Kaidah-kaidah yang seperti ini sesungguhnya diterapkan kalau terjadi dilematis antara 2 keadaan. Artinya jika dihindari yang satu, maka akan terkena yang lainnya. Adapun jika keadaannya tidak seperti itu, maka jelas mengamalkan sunnah-sunnah Rasulullah Shalallahu ‘alaihi wassalam merupakan maslahat yang besar.

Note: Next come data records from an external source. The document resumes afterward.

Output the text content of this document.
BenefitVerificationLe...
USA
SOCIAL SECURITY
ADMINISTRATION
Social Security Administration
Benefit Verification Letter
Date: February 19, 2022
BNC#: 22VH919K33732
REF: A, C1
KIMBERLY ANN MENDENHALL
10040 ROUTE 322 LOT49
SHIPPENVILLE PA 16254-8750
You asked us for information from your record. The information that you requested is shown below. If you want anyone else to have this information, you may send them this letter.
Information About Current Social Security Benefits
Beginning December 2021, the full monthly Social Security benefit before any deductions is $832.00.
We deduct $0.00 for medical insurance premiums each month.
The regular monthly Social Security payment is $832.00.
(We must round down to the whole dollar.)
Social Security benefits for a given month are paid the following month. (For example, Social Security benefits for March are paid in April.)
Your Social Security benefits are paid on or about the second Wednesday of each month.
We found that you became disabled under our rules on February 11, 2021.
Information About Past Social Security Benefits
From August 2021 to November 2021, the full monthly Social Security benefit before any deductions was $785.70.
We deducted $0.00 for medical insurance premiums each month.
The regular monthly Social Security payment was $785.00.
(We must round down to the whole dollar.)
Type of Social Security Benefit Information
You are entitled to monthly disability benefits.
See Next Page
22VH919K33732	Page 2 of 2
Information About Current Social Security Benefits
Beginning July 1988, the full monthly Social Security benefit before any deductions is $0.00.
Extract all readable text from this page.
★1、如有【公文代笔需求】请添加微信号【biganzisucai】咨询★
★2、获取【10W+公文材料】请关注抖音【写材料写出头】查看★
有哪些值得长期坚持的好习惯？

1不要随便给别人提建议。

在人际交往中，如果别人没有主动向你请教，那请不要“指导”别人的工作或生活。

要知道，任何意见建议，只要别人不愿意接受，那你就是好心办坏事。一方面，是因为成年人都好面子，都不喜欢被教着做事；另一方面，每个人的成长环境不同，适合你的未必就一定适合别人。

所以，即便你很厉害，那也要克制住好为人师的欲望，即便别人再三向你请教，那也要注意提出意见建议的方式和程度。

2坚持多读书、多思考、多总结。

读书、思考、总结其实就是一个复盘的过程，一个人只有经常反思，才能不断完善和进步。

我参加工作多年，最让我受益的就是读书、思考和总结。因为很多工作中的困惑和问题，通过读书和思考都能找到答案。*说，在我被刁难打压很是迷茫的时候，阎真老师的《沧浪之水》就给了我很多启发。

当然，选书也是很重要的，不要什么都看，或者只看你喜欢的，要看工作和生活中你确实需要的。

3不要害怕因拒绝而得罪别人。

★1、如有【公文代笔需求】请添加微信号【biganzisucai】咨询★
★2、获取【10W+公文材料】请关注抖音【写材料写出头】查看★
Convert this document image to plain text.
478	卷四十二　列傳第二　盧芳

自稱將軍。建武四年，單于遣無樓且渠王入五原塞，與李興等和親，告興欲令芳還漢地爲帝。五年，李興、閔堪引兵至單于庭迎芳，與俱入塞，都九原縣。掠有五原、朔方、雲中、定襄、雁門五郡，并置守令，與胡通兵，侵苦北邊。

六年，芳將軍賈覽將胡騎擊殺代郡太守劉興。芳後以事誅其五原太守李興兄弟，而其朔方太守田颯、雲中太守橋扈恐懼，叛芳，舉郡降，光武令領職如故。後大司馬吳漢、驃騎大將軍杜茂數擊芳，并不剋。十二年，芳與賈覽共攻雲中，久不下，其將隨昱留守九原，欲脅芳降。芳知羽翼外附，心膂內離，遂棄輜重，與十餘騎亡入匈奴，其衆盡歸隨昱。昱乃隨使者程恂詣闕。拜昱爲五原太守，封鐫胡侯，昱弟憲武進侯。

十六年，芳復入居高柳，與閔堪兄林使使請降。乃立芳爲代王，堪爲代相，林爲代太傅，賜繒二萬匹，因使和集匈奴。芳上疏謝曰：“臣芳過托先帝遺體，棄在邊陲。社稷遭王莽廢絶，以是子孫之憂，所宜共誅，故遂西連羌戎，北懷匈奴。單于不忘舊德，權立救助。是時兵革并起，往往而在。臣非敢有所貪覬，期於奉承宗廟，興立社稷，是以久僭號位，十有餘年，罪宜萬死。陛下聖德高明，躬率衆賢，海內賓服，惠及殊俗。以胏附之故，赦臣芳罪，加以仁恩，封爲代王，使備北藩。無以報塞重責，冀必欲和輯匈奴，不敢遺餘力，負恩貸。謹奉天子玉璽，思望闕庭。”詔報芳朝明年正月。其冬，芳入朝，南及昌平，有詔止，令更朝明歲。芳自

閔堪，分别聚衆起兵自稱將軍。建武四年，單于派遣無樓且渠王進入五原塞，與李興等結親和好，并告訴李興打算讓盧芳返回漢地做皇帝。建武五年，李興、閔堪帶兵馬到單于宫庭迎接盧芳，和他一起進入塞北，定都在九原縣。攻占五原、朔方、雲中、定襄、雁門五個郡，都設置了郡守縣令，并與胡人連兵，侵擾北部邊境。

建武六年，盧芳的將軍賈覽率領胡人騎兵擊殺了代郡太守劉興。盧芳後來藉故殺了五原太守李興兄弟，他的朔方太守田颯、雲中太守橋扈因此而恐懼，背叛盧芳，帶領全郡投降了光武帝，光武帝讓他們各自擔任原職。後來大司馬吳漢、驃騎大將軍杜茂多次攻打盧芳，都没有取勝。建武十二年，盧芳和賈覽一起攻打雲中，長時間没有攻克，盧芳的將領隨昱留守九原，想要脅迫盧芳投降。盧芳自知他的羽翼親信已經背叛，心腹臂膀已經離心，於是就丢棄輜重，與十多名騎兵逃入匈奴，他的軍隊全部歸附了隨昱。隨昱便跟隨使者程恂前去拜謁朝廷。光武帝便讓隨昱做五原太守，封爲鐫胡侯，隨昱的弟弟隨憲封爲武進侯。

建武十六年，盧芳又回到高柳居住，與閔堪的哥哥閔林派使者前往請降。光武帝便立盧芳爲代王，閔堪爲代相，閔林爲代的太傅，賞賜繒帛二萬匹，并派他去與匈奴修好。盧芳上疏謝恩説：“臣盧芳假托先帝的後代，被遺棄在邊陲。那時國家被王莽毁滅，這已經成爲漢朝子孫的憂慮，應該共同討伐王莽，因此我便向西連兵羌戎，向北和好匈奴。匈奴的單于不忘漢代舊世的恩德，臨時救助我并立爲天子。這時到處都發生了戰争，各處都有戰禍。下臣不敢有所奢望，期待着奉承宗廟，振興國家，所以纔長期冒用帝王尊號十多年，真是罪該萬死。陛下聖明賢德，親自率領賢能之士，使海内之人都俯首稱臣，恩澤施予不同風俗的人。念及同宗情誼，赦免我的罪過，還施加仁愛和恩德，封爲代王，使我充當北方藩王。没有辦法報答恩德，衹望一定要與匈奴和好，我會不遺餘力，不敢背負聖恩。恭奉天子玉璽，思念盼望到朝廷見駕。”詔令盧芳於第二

Kaidah-kaidah para ulama tadi diambil dari dalil-dalil yang banyak dan shahih. Salah satu di antaranya adalah apa yang telah diriwayatkan oleh Bukhari dan Muslim dari hadits Aisyah:
سَأَلْتُ النَّبِيَّ صَلَّى اللهُ عَلَيْهِ وَسَلَّمَ عَنِ الْجَدْرِ أَمِنَ الْبَيْتِ هُوَ؟ قَالَ نَعَمْ. قُلْتُ فَمَا لَهُمْ لَمْ يُدْخِلُوْهُ فِي الْبَيْتِ؟ قَالَ إَنَّ قَوْمَكِ قَصَّرَتْ بِهِمُ النَّفَقَةُ. قُلْتُ فَمَا شَأْنُ بَابِهِ مُرْتَفِعًا؟ قَالَ فَعَلَ ذَلِكَ قَوْمُكِ لِيُدْخِلُوْا مَنْ شَاؤُوْا وَيَمْنَعُوْا مَنْ شَاؤُوْا وَلَوْلاَ أَنْ قَوْمَكِ حَدِيْثٌ عَهْدُهُمْ بِالْجَاهِلِيَّةِ فَأَخَافُ أَنْ تُنْكِرَ قُلُوْبَهُمْ أَنْ أَدْخُلَ الْجَدْرَ فِي الْبَيْتِ وَأَنْ أُلْصِقَ بَابَهُ بِاْلأَرْضِ. (رواه البخاري ومسلم)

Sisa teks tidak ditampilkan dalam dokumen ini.